Wouldn’t Gotham as a series been infinitely more interesting if they had started a year before Bruce Wayne’s parents were murdered? Wouldn’t that have made an exceptional year one season finale? This thought plagued me as I watched the show, which starts with the very well chronicled death of Thomas and Martha Wayne. I knew I was immediately in trouble when I saw young Selina Kyle making her way through the city just in time to witness the Wayne’s biting the bullet. I had the same chill run up my spine later in the episode when i saw the daughter of the framed murder was apparently an 8-year-old Poison Ivy.

This wasn’t the Gotham show I was hoping for. This was Batman Babies.

The Batman story is so well-known, which is why a series like Gotham initially appealed to me. I would love to see a series that delved into the unexplored corners of Gotham. All I got were the already explored stories and characters in new arrangements. As if I’m supposed to marvel at the idea that Edward Nygma is a forensic scientist working with the Gotham Police Department. Or that young Oswald Cobblepot is a low level thug and not the criminal kingpin known as the Penguin just yet.

It feels like a Patton Oswalt bit where he talks about murdering George Lucas before the Prequels were put into production. The notion that origin stories exist to simply explain how a character got from ‘Point A’ to ‘Point B’ is creatively bankrupt. Like Oswalt, I don’t care where Boba Fett came from. Learning that he was a little clone kid did nothing to help make the character better or even more three-dimensional. It just made a Galaxy Far, Far Away feel very small. Gotham suffers from a similar design flaw which leads into point number two.

2. The interconnection of every major character

One of the things I loved about HBO’s masterful series The Wire was how every character and plot felt connected thematically even though some of the storylines and character were far removed from one another. Over the course of the season they are woven together. The producers of Gotham decided to go with immediate satisfaction. You’re watching a show about Gotham, so you’re going to meet Bruce Wayne in the first five minutes, and god dammit Thomas and Martha Wayne are going to die before the title card goes up. Gotham suffers from shrinking the world of Batman into a very small circle of associates.

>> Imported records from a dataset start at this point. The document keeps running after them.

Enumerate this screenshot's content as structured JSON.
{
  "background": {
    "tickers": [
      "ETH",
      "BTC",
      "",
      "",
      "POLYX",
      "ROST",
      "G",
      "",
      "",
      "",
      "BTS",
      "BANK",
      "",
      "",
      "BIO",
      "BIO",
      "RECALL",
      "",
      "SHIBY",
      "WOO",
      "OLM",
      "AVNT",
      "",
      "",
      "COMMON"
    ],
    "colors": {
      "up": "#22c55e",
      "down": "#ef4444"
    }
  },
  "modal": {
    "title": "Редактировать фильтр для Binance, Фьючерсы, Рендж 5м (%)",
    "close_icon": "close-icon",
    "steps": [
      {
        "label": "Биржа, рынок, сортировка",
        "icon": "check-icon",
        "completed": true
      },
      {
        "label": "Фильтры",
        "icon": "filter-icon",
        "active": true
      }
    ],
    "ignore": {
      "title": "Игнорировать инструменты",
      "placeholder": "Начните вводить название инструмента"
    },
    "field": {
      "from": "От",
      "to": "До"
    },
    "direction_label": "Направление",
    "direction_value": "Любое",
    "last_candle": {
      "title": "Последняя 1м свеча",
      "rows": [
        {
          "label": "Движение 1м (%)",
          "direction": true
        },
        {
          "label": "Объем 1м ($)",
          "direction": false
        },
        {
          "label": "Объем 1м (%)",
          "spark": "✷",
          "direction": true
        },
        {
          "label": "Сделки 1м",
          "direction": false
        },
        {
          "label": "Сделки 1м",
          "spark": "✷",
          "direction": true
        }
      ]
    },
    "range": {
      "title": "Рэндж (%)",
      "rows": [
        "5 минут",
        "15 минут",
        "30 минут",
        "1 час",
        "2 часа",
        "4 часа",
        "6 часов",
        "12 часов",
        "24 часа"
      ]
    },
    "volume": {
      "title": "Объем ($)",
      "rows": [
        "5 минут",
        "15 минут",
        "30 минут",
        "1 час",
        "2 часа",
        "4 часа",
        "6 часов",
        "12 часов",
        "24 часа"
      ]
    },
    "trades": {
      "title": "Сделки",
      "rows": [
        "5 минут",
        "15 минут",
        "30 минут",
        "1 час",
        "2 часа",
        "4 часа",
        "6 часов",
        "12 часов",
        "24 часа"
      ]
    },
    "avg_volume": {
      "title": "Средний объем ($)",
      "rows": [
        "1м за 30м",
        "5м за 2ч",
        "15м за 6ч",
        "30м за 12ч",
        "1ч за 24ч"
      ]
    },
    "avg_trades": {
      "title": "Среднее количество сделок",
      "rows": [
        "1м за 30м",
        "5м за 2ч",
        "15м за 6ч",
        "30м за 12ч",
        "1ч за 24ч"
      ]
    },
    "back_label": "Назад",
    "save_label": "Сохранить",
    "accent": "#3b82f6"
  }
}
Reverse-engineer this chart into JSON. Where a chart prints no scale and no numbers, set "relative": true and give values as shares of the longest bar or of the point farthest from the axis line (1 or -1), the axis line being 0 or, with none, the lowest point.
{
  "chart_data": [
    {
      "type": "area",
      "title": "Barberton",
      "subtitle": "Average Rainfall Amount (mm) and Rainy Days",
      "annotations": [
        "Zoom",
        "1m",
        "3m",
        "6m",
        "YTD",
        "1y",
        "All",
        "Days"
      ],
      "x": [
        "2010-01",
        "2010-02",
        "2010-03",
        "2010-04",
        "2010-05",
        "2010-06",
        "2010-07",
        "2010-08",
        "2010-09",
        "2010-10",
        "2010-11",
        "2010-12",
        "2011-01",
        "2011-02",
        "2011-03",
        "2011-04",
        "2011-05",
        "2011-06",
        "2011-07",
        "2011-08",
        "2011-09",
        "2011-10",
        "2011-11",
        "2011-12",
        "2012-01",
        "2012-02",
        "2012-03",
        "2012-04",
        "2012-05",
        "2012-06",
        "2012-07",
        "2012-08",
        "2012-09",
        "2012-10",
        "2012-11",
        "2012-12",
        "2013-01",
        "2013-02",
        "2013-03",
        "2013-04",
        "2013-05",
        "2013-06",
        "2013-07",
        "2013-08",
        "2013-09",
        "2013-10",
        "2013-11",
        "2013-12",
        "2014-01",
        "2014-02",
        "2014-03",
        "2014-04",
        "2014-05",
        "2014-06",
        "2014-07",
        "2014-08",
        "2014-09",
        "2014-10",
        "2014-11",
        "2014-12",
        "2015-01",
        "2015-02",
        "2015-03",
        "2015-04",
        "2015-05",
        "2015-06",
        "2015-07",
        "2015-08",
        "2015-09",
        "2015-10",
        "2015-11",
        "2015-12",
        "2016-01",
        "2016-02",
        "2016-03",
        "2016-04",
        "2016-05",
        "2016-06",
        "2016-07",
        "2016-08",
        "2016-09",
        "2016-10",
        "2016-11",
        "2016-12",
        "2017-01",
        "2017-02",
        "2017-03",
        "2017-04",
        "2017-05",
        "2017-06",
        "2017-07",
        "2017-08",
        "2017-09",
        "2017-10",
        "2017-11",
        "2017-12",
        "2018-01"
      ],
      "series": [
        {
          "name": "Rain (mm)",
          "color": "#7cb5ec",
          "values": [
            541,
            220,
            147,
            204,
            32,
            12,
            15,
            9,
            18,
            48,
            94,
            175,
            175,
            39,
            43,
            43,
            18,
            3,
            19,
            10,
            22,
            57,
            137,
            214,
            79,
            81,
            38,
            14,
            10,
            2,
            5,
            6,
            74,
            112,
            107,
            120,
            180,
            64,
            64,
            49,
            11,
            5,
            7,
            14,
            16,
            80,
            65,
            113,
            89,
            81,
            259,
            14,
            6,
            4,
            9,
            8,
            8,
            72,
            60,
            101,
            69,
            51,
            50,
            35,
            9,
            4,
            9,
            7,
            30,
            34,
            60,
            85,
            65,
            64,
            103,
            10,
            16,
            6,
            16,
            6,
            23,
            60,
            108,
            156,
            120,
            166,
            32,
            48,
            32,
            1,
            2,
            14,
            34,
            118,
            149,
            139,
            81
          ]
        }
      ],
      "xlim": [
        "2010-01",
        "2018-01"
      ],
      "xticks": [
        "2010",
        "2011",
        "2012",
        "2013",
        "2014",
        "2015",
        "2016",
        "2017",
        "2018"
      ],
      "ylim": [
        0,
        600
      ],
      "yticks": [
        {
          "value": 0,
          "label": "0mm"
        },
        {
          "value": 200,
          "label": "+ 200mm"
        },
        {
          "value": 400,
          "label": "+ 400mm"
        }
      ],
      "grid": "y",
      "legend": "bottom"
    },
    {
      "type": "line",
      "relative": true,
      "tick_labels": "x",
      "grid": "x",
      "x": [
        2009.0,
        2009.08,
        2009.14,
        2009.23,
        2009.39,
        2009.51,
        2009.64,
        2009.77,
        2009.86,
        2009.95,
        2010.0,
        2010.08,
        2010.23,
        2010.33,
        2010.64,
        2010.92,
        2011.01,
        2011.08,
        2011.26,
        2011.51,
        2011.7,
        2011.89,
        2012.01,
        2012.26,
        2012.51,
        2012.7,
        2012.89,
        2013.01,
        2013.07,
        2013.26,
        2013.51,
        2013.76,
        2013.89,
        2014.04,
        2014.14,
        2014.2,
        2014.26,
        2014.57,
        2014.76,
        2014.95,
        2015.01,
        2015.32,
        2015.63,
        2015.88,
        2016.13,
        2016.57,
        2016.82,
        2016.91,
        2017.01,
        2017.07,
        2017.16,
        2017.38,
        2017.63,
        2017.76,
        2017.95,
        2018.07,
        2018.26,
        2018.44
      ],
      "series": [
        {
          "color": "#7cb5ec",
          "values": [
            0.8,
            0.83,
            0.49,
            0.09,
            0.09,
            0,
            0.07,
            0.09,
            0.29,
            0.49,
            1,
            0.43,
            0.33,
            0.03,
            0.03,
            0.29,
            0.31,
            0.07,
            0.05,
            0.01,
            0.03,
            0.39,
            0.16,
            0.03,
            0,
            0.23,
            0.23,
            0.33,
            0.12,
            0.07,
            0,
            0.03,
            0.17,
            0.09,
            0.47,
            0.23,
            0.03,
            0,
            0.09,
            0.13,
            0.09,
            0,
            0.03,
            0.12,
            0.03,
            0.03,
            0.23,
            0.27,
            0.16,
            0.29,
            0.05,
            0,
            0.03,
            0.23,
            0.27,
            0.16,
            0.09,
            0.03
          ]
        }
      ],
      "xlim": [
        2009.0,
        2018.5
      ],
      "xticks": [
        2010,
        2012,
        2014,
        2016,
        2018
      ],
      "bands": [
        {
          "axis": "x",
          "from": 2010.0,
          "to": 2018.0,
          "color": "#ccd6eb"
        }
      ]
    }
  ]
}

Like the aforementioned comment about the ‘Batman Babies’, young Selina Kyle witnessing young Bruce Wayne’s tragic origins feels like the most spurious of connections. As if the characters are intertwined from the very beginning, destined to cross paths. This might be the laziest of creative principles. Gotham has a spooky level of predetermination.

The first episode of Gotham is a major disappointment. A show that doesn’t trust its audience and refuses to accept that there was ever a Gotham City before Bruce Wayne’s parents were killed. Like the city was nothing more than a fevered dream until a young boy suffered a horrible tragedy, and every other character in the city is no more than two degrees of separation away.

I suppose the idea of Gotham without Batman is ridiculous in an era where network television shows must immediately justify their existence. There’s no time to build up a story or develop unfamiliar characters.

There is only fan service and immediate gratification. And that, is disappointing.